What is periodontal disease in pets?September 2, 2020
Did you know that periodontitis is the most common disease of animals? Yet it often gets confused with gingivitis. Gingivitis refers to inflammation of the gingiva and this represents the earliest stages of periodontitis.
Periodontitis describes inflammation of not only the gingiva but other structures of the periodontium (ligaments, gingiva connective tissue, and alveolar bone forming the tooth socket). Once advanced periodontitis occurs the changes are difficult to reverse!
According to Hills Pet, it’s all about bacteria in the mouth.
This type of disease affects the structures in the mouth that surround and support teeth — known as periodontal tissues. For dogs, the culprit of periodontal disease is bacteria.
What are the 5 major signs?
Here are some red flags telling you that it’s time for an oral exam!
- Red swollen gums
- Bad breath
- Discolored teeth
- Bleeding gums
- Cats will frequently stop eating, this is a sign that you need to visit the vet.
How do you prevent periodontal disease in dogs?
The goal is to prevent periodontal disease by having your dog examined by your vet at least twice a year. Their annual wellness exam should include an oral exam.
During the oral exam, it will be determined if your dog is ready for a dental cleaning. Dental cleaning procedures (non-anesthetic or anesthetic) will prevent periodontal disease and early periodontitis can be reversed so make sure you watch for the early signs above! Some animals will only need dental cleanings every few years and others may need them more often. Some animals are predisposed to having bacteria build-up in their mouth.
Non-anesthetic dental cleanings are as effective as anesthetic dental cleanings for routine and preventive cleanings.
Hills Pet also tells us that if your vet suspects advanced periodontal disease they’ll recommend your dog undergo a dental cleaning and an X-ray under general anesthesia to fully assess their oral health.
The texture of the diet, toys, and treats can affect the self-cleansing mechanisms of the teeth.
How do you treat periodontal disease in dogs?
For patients with periodontal disease, the treatment goal is the removal of plaque and calculus from the teeth. General anesthesia is necessary to provide access to the subgingival areas, where bacteria can contribute to local and sometimes systemic inflammation.
What does gum disease look like in dogs?
Some early signs of gum disease include bad breath, tartar, and sometimes a red line of inflammation along the gumline.
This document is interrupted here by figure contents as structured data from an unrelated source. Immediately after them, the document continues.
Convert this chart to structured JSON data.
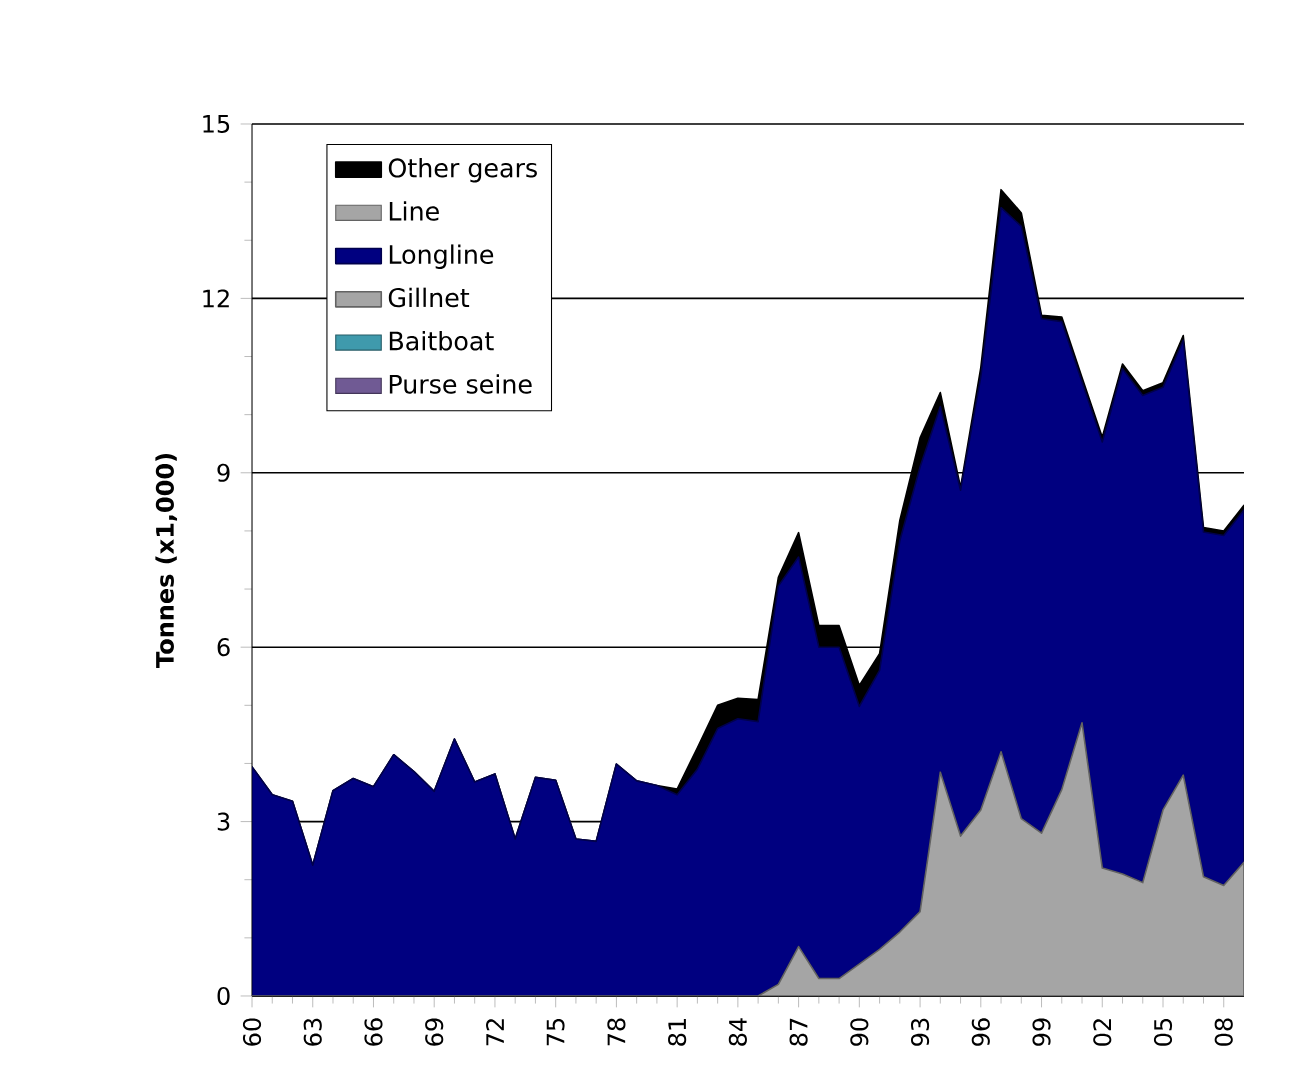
{
  "chart_data": {
    "type": "area",
    "stacked": true,
    "ylabel": "Tonnes  (x1,000)",
    "x": [
      1960,
      1961,
      1962,
      1963,
      1964,
      1965,
      1966,
      1967,
      1968,
      1969,
      1970,
      1971,
      1972,
      1973,
      1974,
      1975,
      1976,
      1977,
      1978,
      1979,
      1980,
      1981,
      1982,
      1983,
      1984,
      1985,
      1986,
      1987,
      1988,
      1989,
      1990,
      1991,
      1992,
      1993,
      1994,
      1995,
      1996,
      1997,
      1998,
      1999,
      2000,
      2001,
      2002,
      2003,
      2004,
      2005,
      2006,
      2007,
      2008,
      2009
    ],
    "xlim": [
      1960,
      2009
    ],
    "ylim": [
      0,
      15
    ],
    "yticks": [
      0,
      3,
      6,
      9,
      12,
      15
    ],
    "xticks": [
      {
        "value": 1960,
        "label": "60"
      },
      {
        "value": 1963,
        "label": "63"
      },
      {
        "value": 1966,
        "label": "66"
      },
      {
        "value": 1969,
        "label": "69"
      },
      {
        "value": 1972,
        "label": "72"
      },
      {
        "value": 1975,
        "label": "75"
      },
      {
        "value": 1978,
        "label": "78"
      },
      {
        "value": 1981,
        "label": "81"
      },
      {
        "value": 1984,
        "label": "84"
      },
      {
        "value": 1987,
        "label": "87"
      },
      {
        "value": 1990,
        "label": "90"
      },
      {
        "value": 1993,
        "label": "93"
      },
      {
        "value": 1996,
        "label": "96"
      },
      {
        "value": 1999,
        "label": "99"
      },
      {
        "value": 2002,
        "label": "02"
      },
      {
        "value": 2005,
        "label": "05"
      },
      {
        "value": 2008,
        "label": "08"
      }
    ],
    "grid": "y",
    "legend": "top left",
    "series": [
      {
        "name": "Purse seine",
        "color": "#705a94",
        "values": [
          null,
          null,
          null,
          null,
          null,
          null,
          null,
          null,
          null,
          null,
          null,
          null,
          null,
          null,
          null,
          null,
          null,
          null,
          null,
          null,
          null,
          null,
          null,
          null,
          null,
          null,
          null,
          null,
          null,
          null,
          null,
          null,
          null,
          null,
          null,
          null,
          null,
          null,
          null,
          null,
          null,
          null,
          null,
          null,
          null,
          null,
          null,
          null,
          null,
          null
        ]
      },
      {
        "name": "Baitboat",
        "color": "#3f9aac",
        "values": [
          null,
          null,
          null,
          null,
          null,
          null,
          null,
          null,
          null,
          null,
          null,
          null,
          null,
          null,
          null,
          null,
          null,
          null,
          null,
          null,
          null,
          null,
          null,
          null,
          null,
          null,
          null,
          null,
          null,
          null,
          null,
          null,
          null,
          null,
          null,
          null,
          null,
          null,
          null,
          null,
          null,
          null,
          null,
          null,
          null,
          null,
          null,
          null,
          null,
          null
        ]
      },
      {
        "name": "Gillnet",
        "color": "#a5a5a5",
        "values": [
          0,
          0,
          0,
          0,
          0,
          0,
          0,
          0,
          0,
          0,
          0,
          0,
          0,
          0,
          0,
          0,
          0,
          0,
          0,
          0,
          0,
          0,
          0,
          0,
          0,
          0,
          0.2,
          0.85,
          0.3,
          0.3,
          0.55,
          0.8,
          1.1,
          1.45,
          3.85,
          2.75,
          3.2,
          4.2,
          3.05,
          2.8,
          3.55,
          4.7,
          2.2,
          2.1,
          1.95,
          3.2,
          3.8,
          2.05,
          1.9,
          2.3
        ]
      },
      {
        "name": "Longline",
        "color": "#000080",
        "values": [
          3.94,
          3.46,
          3.35,
          2.25,
          3.53,
          3.74,
          3.6,
          4.15,
          3.86,
          3.52,
          4.42,
          3.68,
          3.82,
          2.7,
          3.76,
          3.71,
          2.7,
          2.66,
          3.99,
          3.7,
          3.62,
          3.46,
          3.9,
          4.6,
          4.77,
          4.72,
          6.85,
          6.7,
          5.7,
          5.7,
          4.43,
          4.8,
          6.73,
          7.65,
          6.29,
          5.95,
          7.45,
          9.36,
          10.19,
          8.85,
          8.05,
          5.86,
          7.33,
          8.69,
          8.38,
          7.27,
          7.48,
          5.93,
          6.02,
          6.06
        ]
      },
      {
        "name": "Line",
        "color": "#a5a5a5",
        "values": [
          null,
          null,
          null,
          null,
          null,
          null,
          null,
          null,
          null,
          null,
          null,
          null,
          null,
          null,
          null,
          null,
          null,
          null,
          null,
          null,
          null,
          null,
          null,
          null,
          null,
          null,
          null,
          null,
          null,
          null,
          null,
          null,
          null,
          null,
          null,
          null,
          null,
          null,
          null,
          null,
          null,
          null,
          null,
          null,
          null,
          null,
          null,
          null,
          null,
          null
        ]
      },
      {
        "name": "Other gears",
        "color": "#000000",
        "values": [
          0,
          0,
          0,
          0,
          0,
          0,
          0,
          0,
          0,
          0,
          0,
          0,
          0,
          0,
          0,
          0,
          0,
          0,
          0,
          0,
          0,
          0.1,
          0.37,
          0.4,
          0.35,
          0.38,
          0.15,
          0.42,
          0.37,
          0.37,
          0.36,
          0.29,
          0.35,
          0.5,
          0.24,
          0.05,
          0.16,
          0.31,
          0.23,
          0.06,
          0.08,
          0.08,
          0.08,
          0.08,
          0.08,
          0.08,
          0.08,
          0.08,
          0.08,
          0.08
        ]
      }
    ]
  }
}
This non-anesthetic dental helped prevent periodontitis in a dog we helped out. This case is an example of how we can help pets before periodontal disease sets in.
What about our feline friends?
Cats can hide symptoms of dental disease for months or even years. Sometimes owners that did not realize their cats had dental disease cannot believe the change for the better after a dental procedure. For cats especially, it is very important they have regular oral exams by your vet.
Focusing on preventing advanced periodontal disease in your pets is extremely important. Our pets need regular dental cleanings and their teeth should be brushed daily! Always offer safe toys and treats for daily chewing too.